2. Look for inspiration
Just like how you've been looking around for inspiration for your dress, decorations and other aspects of your wedding, your vows should be no different. Thanks to Google, there are now templates, quotes and pointers on how to word them.

3. Look back
Think about your relationship history, how you met, when you realised you loved him, when you shared your first significant moment together, and so on. Also, think about your quirks, things you like and dislike about him or yourself, and then piece everything together into two to three succinct passages.

4. Make a few promises
These are called wedding vows, and promises should be a part of them. Whether they're serious (where you make everlasting declarations of love till death do you part), or hilarious (like promising not to spoil dinner too often), these should be personal, heartfelt, and applicable to the both of you.

5. Look to others
If there's a couple (real or fictional) who have inspired you or your relationship, you can include examples on how you'd like to be more like them in your vows.

You can also look to movies, poems or stories for romantic lines to "borrow".

6. Determine a time limit and format with your husband-to-be 
You can keep your actual vows a secret if you're looking to surprise him, but do discuss and agree on several pointers. After all, you don't want to be caught looking unprepared or long-winded next to his and vice versa.

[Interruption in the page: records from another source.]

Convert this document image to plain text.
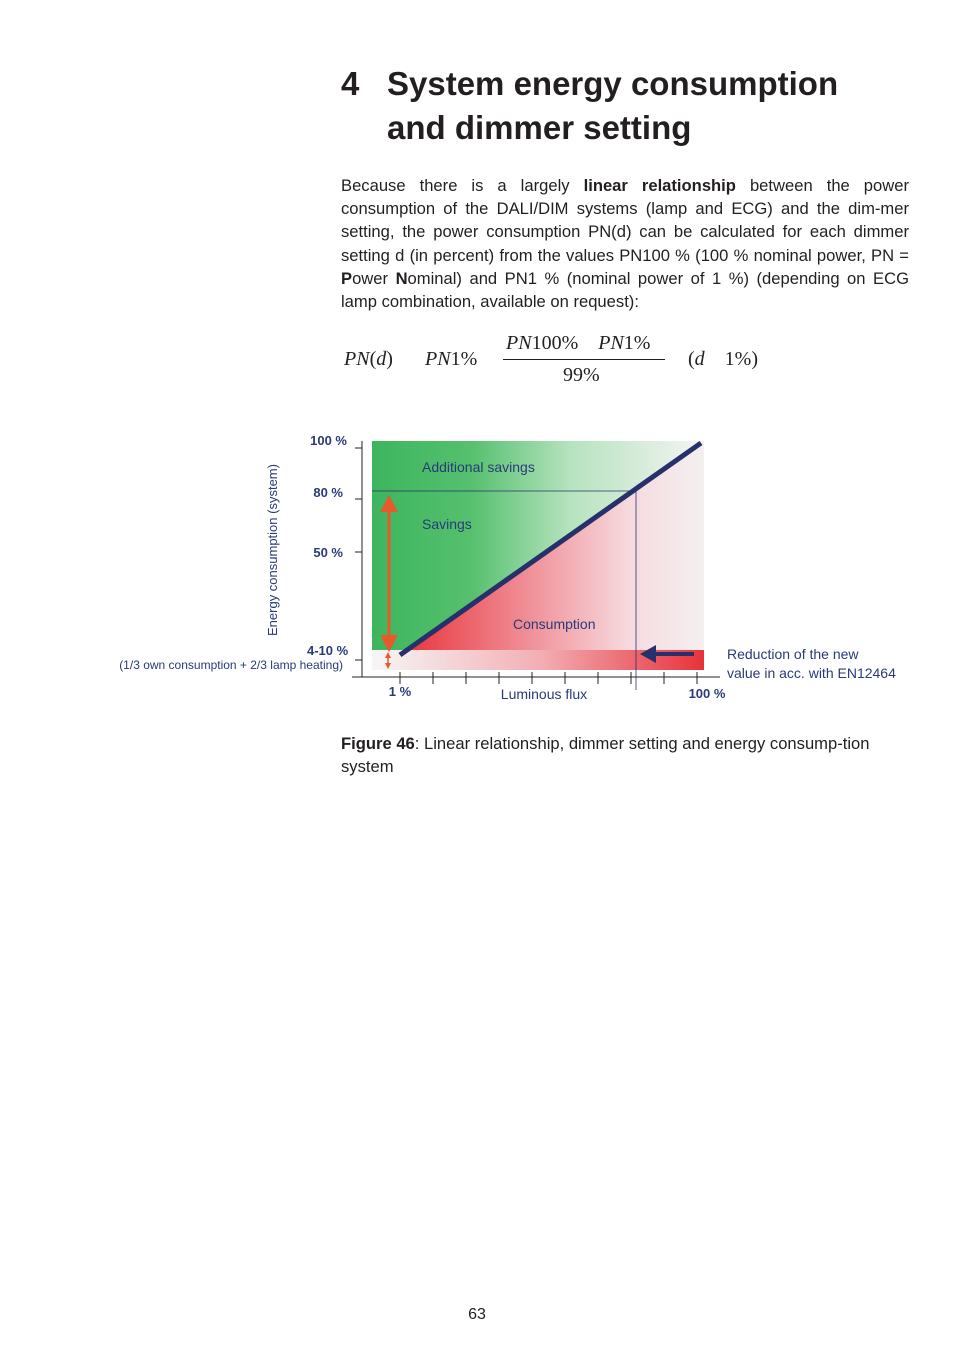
4 System energy consumption
and dimmer setting
Because there is a largely linear relationship between the power consumption of the DALI/DIM systems (lamp and ECG) and the dim-mer setting, the power consumption PN(d) can be calculated for each dimmer setting d (in percent) from the values PN100 % (100 % nominal power, PN = Power Nominal) and PN1 % (nominal power of 1 %) (depending on ECG lamp combination, available on request):
PN(d) PN1%
PN100% PN1%
99%
(d 1%)
Energy consumption (system)
100 %
80 %
50 %
4-10 %
(1/3 own consumption + 2/3 lamp heating)
1 %	100 %
Luminous flux
Additional savings
Savings
Consumption
Reduction of the new
value in acc. with EN12464
Figure 46: Linear relationship, dimmer setting and energy consump-tion system
63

7. Don't reveal too much information
How much is too much? You should draw the line at sharing embarrassing things your husband-to-be may not be comfortable with revealing.

8. Practice makes perfect
Once you're done, practice reading your vows out loud or to a trusted friend or relative. Your vows should sound clear, conversational (and not as if you're reading out loud from a book), and shouldn't sound too curt or sappy. 

9. Make a clean copy
Whether you're printing them in a specially-made vow book as a memento, or you're just reciting your vows from a piece of A4 paper, just make sure you can read it on the day of, and not fumble around 'cause your handwriting's illegible.